8:15 am EST: Arrive at Standwill Packaging. I think I’ll be done by noon if the second set of plates looks good. Flight’s at 7:15pm. That’s a long window to wait for my 7-hour return flight.

And I am 99% sure that airplane interiors were designed by something that has never set eyes on an actual human being.

Backpack on wheels?

November 30th, 2009

This is a common occurrence in San Francisco, especially on public transit but even on the streets… Old Chinese women are the worst at doing this, maybe because of their frail size or perhaps they just like dragging things behind them on wheels, but they trip other people. Constantly. The most annoying thing to me is that many women (not just Chinese, you racists!) and even some men drag bags even tinier than the back pack pictured above.

It’s a backpack or purse! Fucking carry it! How hard is that? I realize you’ve got to travel farther than half a block, America, but carry the thing. I get luggage and heavy items like carts needing to be dragged or pushed, and there’s a reason there are wheels on them. But an adult should not be dragging a bag that is the size of a lunchbox.

Captain Asshole—pictured above but with his face removed to protect his douchiness—tripped me with his bag because he cut in front of me rushing to catch the MUNI, forgetting that he was towing a backpack two feet behind him, and actually turned around to me, and cursed me out for hitting his bag. There’s a corner of hell reserved for these people, hopefully far from my little cozy corner.

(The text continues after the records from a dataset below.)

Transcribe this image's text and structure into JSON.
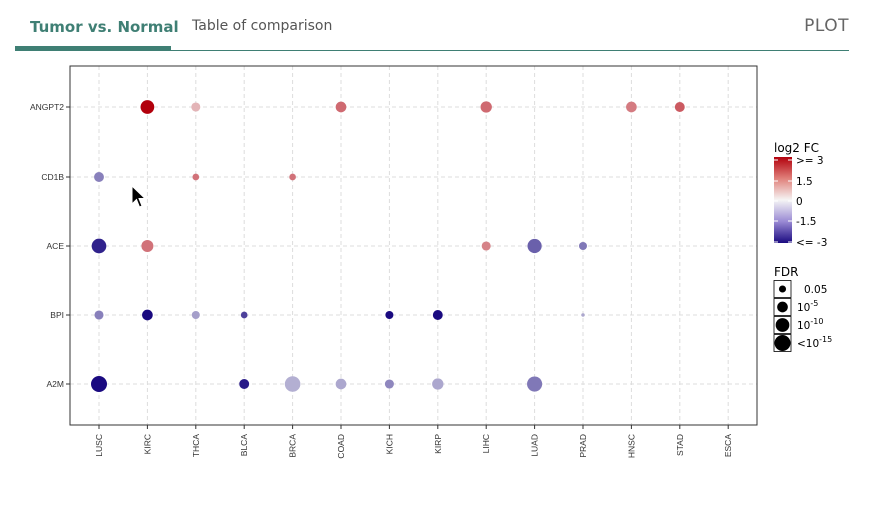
{
  "tabs": {
    "active_label": "Tumor vs. Normal",
    "inactive_label": "Table of comparison",
    "plot_label": "PLOT"
  },
  "colors": {
    "accent": "#3f7f74",
    "high": "#b2000c",
    "mid": "#f5f5f5",
    "low": "#1a0a80"
  },
  "chart_data": {
    "type": "bubble",
    "x_categories": [
      "LUSC",
      "KIRC",
      "THCA",
      "BLCA",
      "BRCA",
      "COAD",
      "KICH",
      "KIRP",
      "LIHC",
      "LUAD",
      "PRAD",
      "HNSC",
      "STAD",
      "ESCA"
    ],
    "y_categories": [
      "ANGPT2",
      "CD1B",
      "ACE",
      "BPI",
      "A2M"
    ],
    "grid": true,
    "color_scale": {
      "min": -3,
      "max": 3
    },
    "points": [
      {
        "gene": "ANGPT2",
        "cancer": "KIRC",
        "log2fc": 3.0,
        "fdr_exp": 10
      },
      {
        "gene": "ANGPT2",
        "cancer": "THCA",
        "log2fc": 0.8,
        "fdr_exp": 3
      },
      {
        "gene": "ANGPT2",
        "cancer": "COAD",
        "log2fc": 1.7,
        "fdr_exp": 5
      },
      {
        "gene": "ANGPT2",
        "cancer": "LIHC",
        "log2fc": 1.7,
        "fdr_exp": 6
      },
      {
        "gene": "ANGPT2",
        "cancer": "HNSC",
        "log2fc": 1.5,
        "fdr_exp": 5
      },
      {
        "gene": "ANGPT2",
        "cancer": "STAD",
        "log2fc": 1.9,
        "fdr_exp": 4
      },
      {
        "gene": "CD1B",
        "cancer": "LUSC",
        "log2fc": -1.5,
        "fdr_exp": 4
      },
      {
        "gene": "CD1B",
        "cancer": "THCA",
        "log2fc": 1.6,
        "fdr_exp": 1
      },
      {
        "gene": "CD1B",
        "cancer": "BRCA",
        "log2fc": 1.6,
        "fdr_exp": 1
      },
      {
        "gene": "ACE",
        "cancer": "LUSC",
        "log2fc": -2.7,
        "fdr_exp": 12
      },
      {
        "gene": "ACE",
        "cancer": "KIRC",
        "log2fc": 1.6,
        "fdr_exp": 7
      },
      {
        "gene": "ACE",
        "cancer": "LIHC",
        "log2fc": 1.4,
        "fdr_exp": 3
      },
      {
        "gene": "ACE",
        "cancer": "LUAD",
        "log2fc": -1.9,
        "fdr_exp": 11
      },
      {
        "gene": "ACE",
        "cancer": "PRAD",
        "log2fc": -1.6,
        "fdr_exp": 2
      },
      {
        "gene": "BPI",
        "cancer": "LUSC",
        "log2fc": -1.5,
        "fdr_exp": 3
      },
      {
        "gene": "BPI",
        "cancer": "KIRC",
        "log2fc": -3.0,
        "fdr_exp": 5
      },
      {
        "gene": "BPI",
        "cancer": "THCA",
        "log2fc": -1.1,
        "fdr_exp": 2
      },
      {
        "gene": "BPI",
        "cancer": "BLCA",
        "log2fc": -2.3,
        "fdr_exp": 1
      },
      {
        "gene": "BPI",
        "cancer": "KICH",
        "log2fc": -3.0,
        "fdr_exp": 2
      },
      {
        "gene": "BPI",
        "cancer": "KIRP",
        "log2fc": -3.0,
        "fdr_exp": 4
      },
      {
        "gene": "BPI",
        "cancer": "PRAD",
        "log2fc": -1.0,
        "fdr_exp": 0
      },
      {
        "gene": "A2M",
        "cancer": "LUSC",
        "log2fc": -3.0,
        "fdr_exp": 15
      },
      {
        "gene": "A2M",
        "cancer": "BLCA",
        "log2fc": -2.8,
        "fdr_exp": 4
      },
      {
        "gene": "A2M",
        "cancer": "BRCA",
        "log2fc": -0.9,
        "fdr_exp": 14
      },
      {
        "gene": "A2M",
        "cancer": "COAD",
        "log2fc": -1.0,
        "fdr_exp": 5
      },
      {
        "gene": "A2M",
        "cancer": "KICH",
        "log2fc": -1.4,
        "fdr_exp": 3
      },
      {
        "gene": "A2M",
        "cancer": "KIRP",
        "log2fc": -1.0,
        "fdr_exp": 6
      },
      {
        "gene": "A2M",
        "cancer": "LUAD",
        "log2fc": -1.6,
        "fdr_exp": 13
      }
    ],
    "legend_color": {
      "title": "log2 FC",
      "labels": [
        ">= 3",
        "1.5",
        "0",
        "-1.5",
        "<= -3"
      ]
    },
    "legend_size": {
      "title": "FDR",
      "entries": [
        {
          "label": "0.05",
          "fdr_exp": 1.3
        },
        {
          "base": "10",
          "exp": "-5",
          "fdr_exp": 5
        },
        {
          "base": "10",
          "exp": "-10",
          "fdr_exp": 10
        },
        {
          "base": "<10",
          "exp": "-15",
          "fdr_exp": 15
        }
      ],
      "position": "right"
    }
  }
}
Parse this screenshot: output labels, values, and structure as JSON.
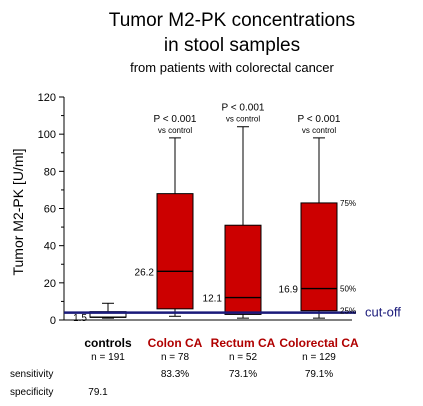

“I see,” said the blind man to the deaf dog.

October 22nd, 2009

This is the sort of logic that makes me doubt this country.

Day 9,862

October 22nd, 2009

I’ve been alive for this many days.

Musketeer plumbers?

September 24th, 2009

I’m not 100% sure what this is supposed to be, but I passed by it on the way to lunch today, and had to snap a shot.

It appears to be a superhero/cavalier/musketeer/pirate with a robotic pipe-fisting machine… Not sure why he’s dressed like that, or why it’s a fist on a machine but the thing I really don’t get is: How did a client approve this?

It looks like a mascot for a fetish club rather than something about plumbing, but what do I know?